Dans la même veine, Politico rapporte que du côté de la Maison Blanche un porte-parole a expliqué, « Peu importe qui possède ou dirige Twitter, le président s'inquiète depuis longtemps du pouvoir que les grandes plateformes de médias sociaux ont sur notre vie quotidienne ».

Les élus démocrates ont, eux, porté leurs coups sur l’extrême richesse d’Elon Musk et le pouvoir que cela lui procure. La représentante du Massachusetts, Katherine Clark, a observé « S'ils peuvent se permettre d'acheter Twitter, ils peuvent se permettre de payer leur juste part d’impôts ». Une référence transparente aux pratiques d’optimisation fiscale intensive du milliardaire.

La sénatrice Elizabeth Warren, qui a déjà ferraillé avec Elon Musk sur Twitter, considère, elle, que « Cet accord est dangereux pour notre démocratie ». Elle a ajouté « Nous avons besoin d'un impôt sur la fortune et de règles strictes pour tenir les Big Tech responsables ».

L’ambigu Monsieur Musk

Au-delà de ce clivage immédiat autour de la liberté d’expression, bon nombre de médias anglo-saxons se sont interrogés sur les opinions politiques réelles d’Elon Musk. Une question qui se pose avec d’autant plus d’acuité que Twitter est considéré comme un réseau social très influent autant en France qu’aux États-Unis, où il compte respectivement 8 millions et 69 millions d’utilisateurs actifs.

Les opinions du cinquantenaire originaire d’Afrique du Sud demeurent étanches à la plupart des observateurs. Celui qui s’est inscrit comme indépendant sur les listes électorales en Californie, puis au Texas, répète ne pas s’intéresser à la politique. Tout en enchaînant les prises de position clivantes sur son réseau favori.
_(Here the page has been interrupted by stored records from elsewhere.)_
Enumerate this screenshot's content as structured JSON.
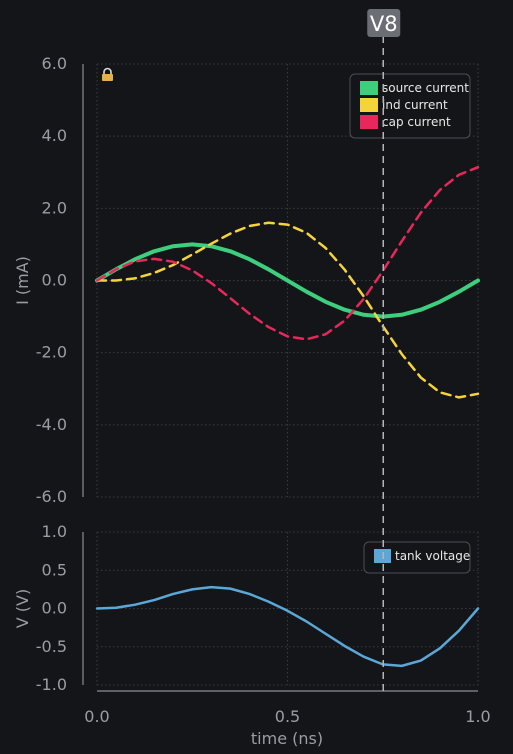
{
  "colors": {
    "background": "#141518",
    "axis": "#8a8d93",
    "grid": "#3a3c42",
    "tick_text": "#9a9da3",
    "legend_bg": "#141518",
    "legend_border": "#4a4d54",
    "legend_text": "#e8e8e8",
    "cursor": "#b5b5b5",
    "cursor_badge": "#6b6e74",
    "cursor_badge_text": "#ffffff",
    "lock": "#e8b04a"
  },
  "cursor": {
    "label": "V8",
    "x": 0.75
  },
  "lock_icon": "lock-icon",
  "chart_data": [
    {
      "type": "line",
      "xlabel": "",
      "ylabel": "I (mA)",
      "xlim": [
        0.0,
        1.0
      ],
      "ylim": [
        -6.0,
        6.0
      ],
      "yticks": [
        "6.0",
        "4.0",
        "2.0",
        "0.0",
        "-2.0",
        "-4.0",
        "-6.0"
      ],
      "ytick_values": [
        6,
        4,
        2,
        0,
        -2,
        -4,
        -6
      ],
      "grid": true,
      "legend_position": "top-right",
      "x": [
        0.0,
        0.05,
        0.1,
        0.15,
        0.2,
        0.25,
        0.3,
        0.35,
        0.4,
        0.45,
        0.5,
        0.55,
        0.6,
        0.65,
        0.7,
        0.75,
        0.8,
        0.85,
        0.9,
        0.95,
        1.0
      ],
      "series": [
        {
          "name": "source current",
          "color": "#3ecf7e",
          "dash": "solid",
          "values": [
            0.0,
            0.31,
            0.59,
            0.81,
            0.95,
            1.0,
            0.95,
            0.81,
            0.59,
            0.31,
            0.0,
            -0.31,
            -0.59,
            -0.81,
            -0.95,
            -1.0,
            -0.95,
            -0.81,
            -0.59,
            -0.31,
            0.0
          ]
        },
        {
          "name": "ind current",
          "color": "#f5d43b",
          "dash": "dashed",
          "values": [
            0.0,
            0.0,
            0.06,
            0.21,
            0.43,
            0.72,
            1.02,
            1.3,
            1.51,
            1.6,
            1.55,
            1.32,
            0.9,
            0.3,
            -0.44,
            -1.26,
            -2.04,
            -2.69,
            -3.1,
            -3.24,
            -3.14
          ]
        },
        {
          "name": "cap current",
          "color": "#e8285a",
          "dash": "dashed",
          "values": [
            0.0,
            0.31,
            0.53,
            0.6,
            0.52,
            0.28,
            -0.07,
            -0.49,
            -0.92,
            -1.29,
            -1.55,
            -1.63,
            -1.49,
            -1.11,
            -0.51,
            0.26,
            1.09,
            1.88,
            2.51,
            2.93,
            3.14
          ]
        }
      ]
    },
    {
      "type": "line",
      "xlabel": "time (ns)",
      "ylabel": "V (V)",
      "xlim": [
        0.0,
        1.0
      ],
      "ylim": [
        -1.0,
        1.0
      ],
      "yticks": [
        "1.0",
        "0.5",
        "0.0",
        "-0.5",
        "-1.0"
      ],
      "ytick_values": [
        1.0,
        0.5,
        0.0,
        -0.5,
        -1.0
      ],
      "xticks": [
        "0.0",
        "0.5",
        "1.0"
      ],
      "xtick_values": [
        0.0,
        0.5,
        1.0
      ],
      "grid": true,
      "legend_position": "top-right",
      "x": [
        0.0,
        0.05,
        0.1,
        0.15,
        0.2,
        0.25,
        0.3,
        0.35,
        0.4,
        0.45,
        0.5,
        0.55,
        0.6,
        0.65,
        0.7,
        0.75,
        0.8,
        0.85,
        0.9,
        0.95,
        1.0
      ],
      "series": [
        {
          "name": "tank voltage",
          "color": "#5ba8d8",
          "dash": "solid",
          "values": [
            0.0,
            0.01,
            0.05,
            0.11,
            0.19,
            0.25,
            0.28,
            0.26,
            0.19,
            0.09,
            -0.03,
            -0.17,
            -0.33,
            -0.49,
            -0.63,
            -0.73,
            -0.75,
            -0.68,
            -0.52,
            -0.29,
            0.0
          ]
        }
      ]
    }
  ]
}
De ce gloubi-boulga de tweets, il en ressort que le parti politique d’Elon Musk se résume surtout aux intérêts personnels d’Elon Musk.

Souvent qualifié de libertarien, faisant primer la liberté sur tout et notamment l’interventionnisme de l’état, il s’est présenté comme un « modéré » ou « socialement libéral et fiscalement conservateur ». Il a aussi admis qu’il ne fallait pas prendre tout ce qu’il disait trop au sérieux.

Celui qui se veut le champion de la liberté d’expression a du mal lorsqu’il est contredit au sein de ses entreprises ou avec les journalistes qui oseraient critiquer ses produits. D’un côté il critique des subventions fédérales promues par l’administration Biden, de l'autre il en profite. Dans ses interventions récentes, il a été extrêmement critique sur les décisions prises autour du Covid, qualifiant les restrictions de déplacement de fasciste et tentant de maintenir ses usines ouvertes…

Il ne s’agit de quelques exemples des contradictions d’un Elon Musk, qui semble avant tout compter sur lui-même pour régler tous les problèmes et surtout s’enrichir. L’argent n’apparaît pas comme la motivation principale du milliardaire, la plateforme a toujours eu du mal à renforcer sa rentabilité. Alors ce rachat est-il simplement le moyen de disposer d’un outil d’influence au service de ses intérêts ou plus largement de sa vision du monde ? Dans ce cas, face aux critiques et aux nouveaux pans de réglementation auxquels le milliardaire va forcément se confronter, il pourrait finir par se lasser rapidement de son jouet.